Figure 1.

Quantitative proteome profiling of protein signatures in scleroderma mouse skin. a) Overview of study designs of LoS mouse model construction and organoid treatment. b) Hematoxylin and eosin (H&E) and immunochemical stainings of scleroderma and normal skins (scale bar: 100 µm). c) Schematics of the proteomics analysis used to evaluate scleroderma (n = 3) and normal (n = 3) mouse skin tissues. d) Overlap of the proteins identified in normal and scleroderma samples. e) Volcano plot of the −log₁₀ p‐value versus the log₂ protein abundance comparisons between scleroderma and normal mouse skin tissues.
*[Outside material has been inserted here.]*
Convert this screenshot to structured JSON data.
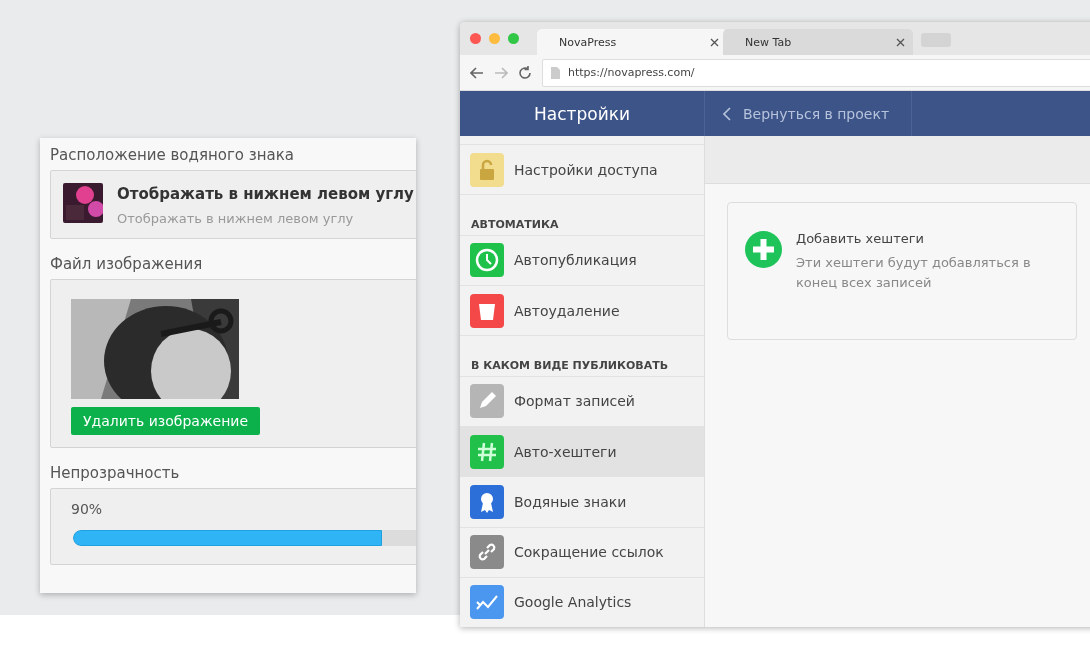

Proteins outside the significance threshold lines (−log₁₀ p‐value > 2 and log₂ Scleroderma/Normal > 1 or < −1) are shown in red (upregulated) and blue (downregulated). f) Biological process analysis of the upregulated and downregulated proteins in the skin of scleroderma mice versus normal mice. g) Heatmap represents the MET and EMT characterization of scleroderma (n = 3) and normal (n = 3) groups. Red and blue boxes indicate the normalized intensity of the enriched and depleted proteins, respectively. The histogram represents the log2 ratio of protein intensities between the scleroderma and normal groups. Asterisks indicate statistical significance, determined based on the Benjamini–Hochberg (BH)‐adjusted p‐value from pairwise comparison with a moderated t‐test (* p < 0.05; ** p < 0.01; *** p < 0.001). h) Interaction network of downregulated proteins in the skin of scleroderma mice versus normal mice. Functional clusters revealing the skin‐associated functions that are dysregulated in the scleroderma group compared to the normal group.